Vainberg's association with Shostakovich was not based only on mutual personal esteem. Shostakovich often spoke very highly of Vainberg's music (calling him "one of the most outstanding composers of the present day"); he dedicated his Tenth String Quartet to him; and in February/March 1975, although terminally ill (he was to die on 9 August), he found the energy to attend all the rehearsals for the premiere of Vainberg's opera The Madonna and the Soldier. Vainberg's identification with Shostakovich's musical language was such that to the innocent ear the best of his own music might also pass musters as very good Shostakovich. Vainberg was quite unabashed, stating with unsettling directness, "I am a pupil of Shostakovich. Although I have never had lessons from him, I count myself as his pupil, as his flesh and blood."
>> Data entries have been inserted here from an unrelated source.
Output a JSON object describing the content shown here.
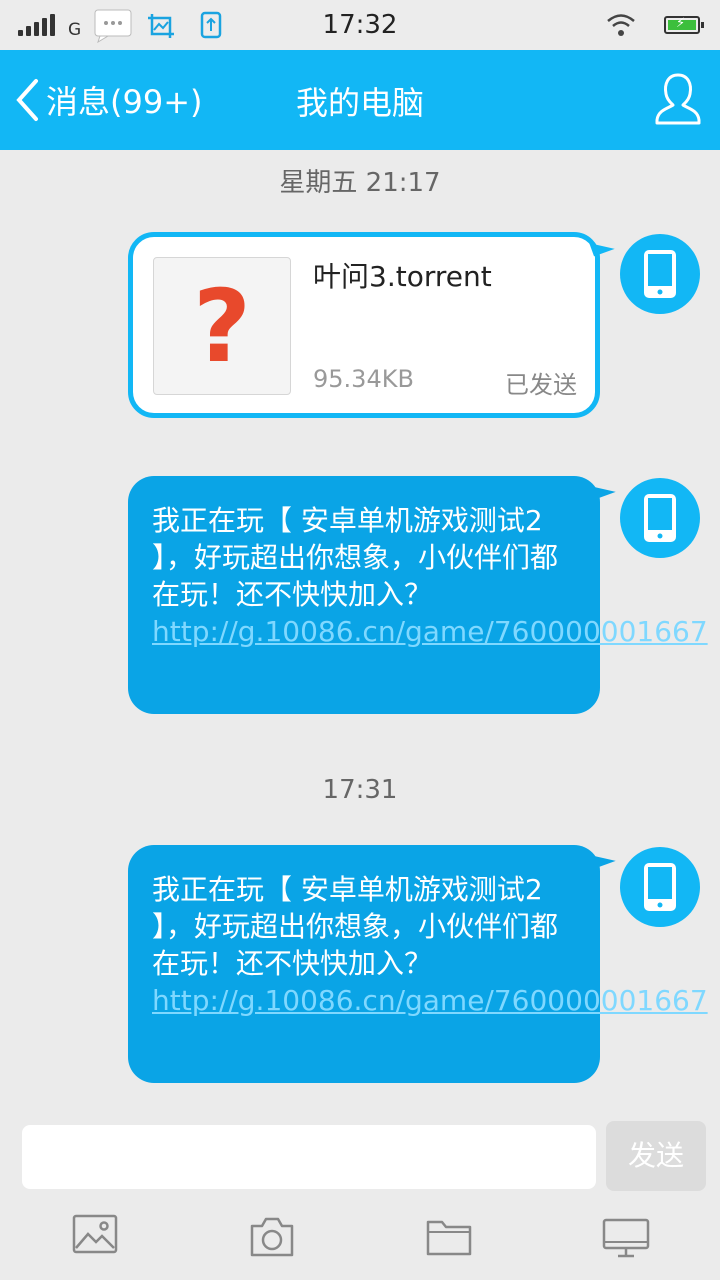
{
  "status_bar": {
    "time": "17:32",
    "network": "G"
  },
  "header": {
    "back_label": "消息(99+)",
    "title": "我的电脑"
  },
  "timestamps": [
    "星期五 21:17",
    "17:31"
  ],
  "file_message": {
    "name": "叶问3.torrent",
    "size": "95.34KB",
    "status": "已发送",
    "thumb_glyph": "?"
  },
  "messages": [
    {
      "text": "我正在玩【 安卓单机游戏测试2 】，好玩超出你想象，小伙伴们都在玩！还不快快加入？",
      "link": "http://g.10086.cn/game/760000001667"
    },
    {
      "text": "我正在玩【 安卓单机游戏测试2 】，好玩超出你想象，小伙伴们都在玩！还不快快加入？",
      "link": "http://g.10086.cn/game/760000001667"
    }
  ],
  "input_bar": {
    "send_label": "发送",
    "placeholder": ""
  },
  "toolbar": {
    "items": [
      "image-icon",
      "camera-icon",
      "folder-icon",
      "computer-icon"
    ]
  },
  "colors": {
    "accent": "#12b7f5",
    "bubble": "#0aa4e6",
    "background": "#ebebeb"
  }
}
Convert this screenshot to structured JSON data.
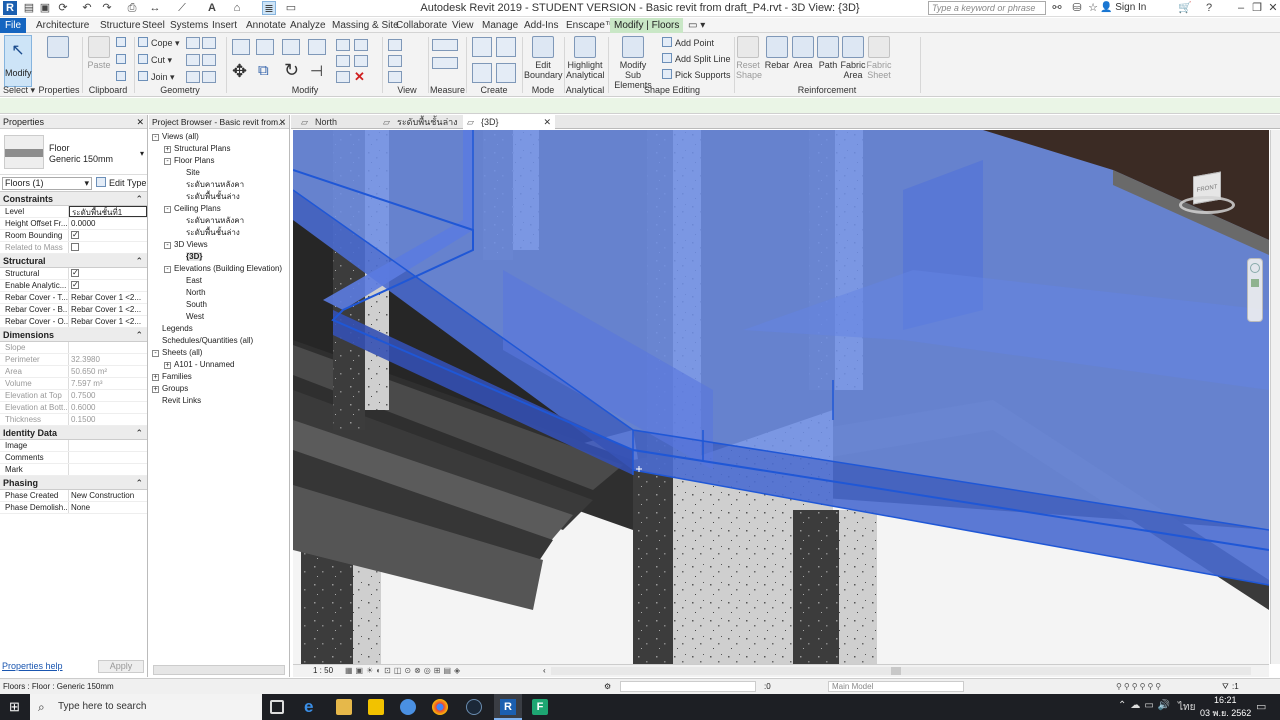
{
  "window": {
    "title": "Autodesk Revit 2019 - STUDENT VERSION - Basic revit from draft_P4.rvt - 3D View: {3D}",
    "search_placeholder": "Type a keyword or phrase",
    "sign_in": "Sign In"
  },
  "menu": [
    "File",
    "Architecture",
    "Structure",
    "Steel",
    "Systems",
    "Insert",
    "Annotate",
    "Analyze",
    "Massing & Site",
    "Collaborate",
    "View",
    "Manage",
    "Add-Ins",
    "Enscape™",
    "Modify | Floors"
  ],
  "ribbon": {
    "modify": "Modify",
    "properties": "Properties",
    "paste": "Paste",
    "cope": "Cope",
    "cut": "Cut",
    "join": "Join",
    "edit_boundary": [
      "Edit",
      "Boundary"
    ],
    "highlight_analytical": [
      "Highlight",
      "Analytical"
    ],
    "modify_sub": [
      "Modify",
      "Sub Elements"
    ],
    "add_point": "Add Point",
    "add_split_line": "Add Split Line",
    "pick_supports": "Pick Supports",
    "reset_shape": [
      "Reset",
      "Shape"
    ],
    "rebar": "Rebar",
    "area": "Area",
    "path": "Path",
    "fabric_area": [
      "Fabric",
      "Area"
    ],
    "fabric_sheet": [
      "Fabric",
      "Sheet"
    ],
    "groups": {
      "select": "Select",
      "properties": "Properties",
      "clipboard": "Clipboard",
      "geometry": "Geometry",
      "modify": "Modify",
      "view": "View",
      "measure": "Measure",
      "create": "Create",
      "mode": "Mode",
      "analytical": "Analytical",
      "shape_editing": "Shape Editing",
      "reinforcement": "Reinforcement"
    }
  },
  "properties": {
    "header": "Properties",
    "family": "Floor",
    "type": "Generic 150mm",
    "selector": "Floors (1)",
    "edit_type": "Edit Type",
    "sections": [
      {
        "name": "Constraints",
        "rows": [
          {
            "k": "Level",
            "v": "ระดับพื้นชั้นที่1"
          },
          {
            "k": "Height Offset Fr...",
            "v": "0.0000"
          },
          {
            "k": "Room Bounding",
            "v": "",
            "check": true
          },
          {
            "k": "Related to Mass",
            "v": "",
            "check": false,
            "ro": true
          }
        ]
      },
      {
        "name": "Structural",
        "rows": [
          {
            "k": "Structural",
            "v": "",
            "check": true
          },
          {
            "k": "Enable Analytic...",
            "v": "",
            "check": true
          },
          {
            "k": "Rebar Cover - T...",
            "v": "Rebar Cover 1 <2..."
          },
          {
            "k": "Rebar Cover - B...",
            "v": "Rebar Cover 1 <2..."
          },
          {
            "k": "Rebar Cover - O...",
            "v": "Rebar Cover 1 <2..."
          }
        ]
      },
      {
        "name": "Dimensions",
        "rows": [
          {
            "k": "Slope",
            "v": "",
            "ro": true
          },
          {
            "k": "Perimeter",
            "v": "32.3980",
            "ro": true
          },
          {
            "k": "Area",
            "v": "50.650 m²",
            "ro": true
          },
          {
            "k": "Volume",
            "v": "7.597 m³",
            "ro": true
          },
          {
            "k": "Elevation at Top",
            "v": "0.7500",
            "ro": true
          },
          {
            "k": "Elevation at Bott...",
            "v": "0.6000",
            "ro": true
          },
          {
            "k": "Thickness",
            "v": "0.1500",
            "ro": true
          }
        ]
      },
      {
        "name": "Identity Data",
        "rows": [
          {
            "k": "Image",
            "v": ""
          },
          {
            "k": "Comments",
            "v": ""
          },
          {
            "k": "Mark",
            "v": ""
          }
        ]
      },
      {
        "name": "Phasing",
        "rows": [
          {
            "k": "Phase Created",
            "v": "New Construction"
          },
          {
            "k": "Phase Demolish...",
            "v": "None"
          }
        ]
      }
    ],
    "help": "Properties help",
    "apply": "Apply"
  },
  "browser": {
    "title": "Project Browser - Basic revit from...",
    "items": [
      {
        "t": "Views (all)",
        "lvl": 0,
        "tog": "-"
      },
      {
        "t": "Structural Plans",
        "lvl": 1,
        "tog": "+"
      },
      {
        "t": "Floor Plans",
        "lvl": 1,
        "tog": "-"
      },
      {
        "t": "Site",
        "lvl": 2
      },
      {
        "t": "ระดับคานหลังคา",
        "lvl": 2
      },
      {
        "t": "ระดับพื้นชั้นล่าง",
        "lvl": 2
      },
      {
        "t": "Ceiling Plans",
        "lvl": 1,
        "tog": "-"
      },
      {
        "t": "ระดับคานหลังคา",
        "lvl": 2
      },
      {
        "t": "ระดับพื้นชั้นล่าง",
        "lvl": 2
      },
      {
        "t": "3D Views",
        "lvl": 1,
        "tog": "-"
      },
      {
        "t": "{3D}",
        "lvl": 2,
        "bold": true
      },
      {
        "t": "Elevations (Building Elevation)",
        "lvl": 1,
        "tog": "-"
      },
      {
        "t": "East",
        "lvl": 2
      },
      {
        "t": "North",
        "lvl": 2
      },
      {
        "t": "South",
        "lvl": 2
      },
      {
        "t": "West",
        "lvl": 2
      },
      {
        "t": "Legends",
        "lvl": 0
      },
      {
        "t": "Schedules/Quantities (all)",
        "lvl": 0
      },
      {
        "t": "Sheets (all)",
        "lvl": 0,
        "tog": "-"
      },
      {
        "t": "A101 - Unnamed",
        "lvl": 1,
        "tog": "+"
      },
      {
        "t": "Families",
        "lvl": 0,
        "tog": "+"
      },
      {
        "t": "Groups",
        "lvl": 0,
        "tog": "+"
      },
      {
        "t": "Revit Links",
        "lvl": 0
      }
    ]
  },
  "tabs": [
    {
      "label": "North"
    },
    {
      "label": "ระดับพื้นชั้นล่าง"
    },
    {
      "label": "{3D}",
      "active": true
    }
  ],
  "viewcube": {
    "label": "FRONT"
  },
  "view_status": {
    "scale": "1 : 50"
  },
  "status": {
    "text": "Floors : Floor : Generic 150mm",
    "worksets": ":0",
    "model": "Main Model",
    "filter": ":1"
  },
  "taskbar": {
    "search": "Type here to search",
    "time": "16:21",
    "date": "03 พ.ย. 2562"
  },
  "colors": {
    "floor": "#6f8fe6",
    "selection": "#1f57d6",
    "file": "#1565c0",
    "context_tab": "#c9e7c6"
  }
}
But there is much more to Vainberg than these external similarities of style, although his music - some of which achieves greatness - has yet to receive the exposure that will allow his individuality to be fully recognised. It embraces folk idioms from his native Poland, as well as Jewish and Moldavian elements; and towards the end of his career he found room for dodecaphony, though usually set in a tonal framework. His evident taste for humour, from the light and deft to biting satire, was complemented by a natural feeling for the epic: his Twelfth Symphony, for instance, dedicated to the memory of Shostakovich, effortlessly sustains a structure almost an hour in length; and Symphonies Nos 17, 18 and 19 form a vast trilogy entitled On the Threshold of War.

The list of Vainberg's compositions is enormous and deserves serious investigation both by musicians and record companies: there are no fewer than 26 symphonies (the last to be completed, Kaddish, is dedicated to the memory of the Jews who perished in the Warsaw ghetto, Vainberg donating the manuscript to the Yad va-Shem memorial in Israel; the 27th was finished in piano score though not fully orchestrated); two sinfoniettas; seven concertos (variously for violin, cello, flute and trumpet); 17 string quartets, 19 sonatas for piano solo or in combination with violin, viola, cello, double-bass or clarinet; more than 150 songs, a Requiem; and an astonishing amount of music for the stage - seven operas, three operettas, two ballets, and incidental music for 65 films, plays, radio production and circus performances.

Vainberg was never a Party member, although he turned in his fair share of celebratory "socialist realist" commissions. But the horror he had lived through underlined his genuine anti- pathy to war, which was far from the empty harrumphing of the Soviet peace movement - it can be heard (for example) in how he treats the theme of death in his passionately humanist Sixth Symphony, to be found on one of four discs of Vainberg's music released by the British company Olympia towards the end of the composer's life (more releases are planned, apparently).

The news that a trust has been formed to promote his music may be the first sign that a revival of interest is at hand. Not before time.

Mieczyslaw Weinberg (Moisei Vainberg), composer and pianist: born Warsaw 8 December 1919; married 1943 Natalya Vovsi-Mikhoels (one daughter), 1964 Olga Rakhalskaya (one daughter); died Moscow 26 February 1996.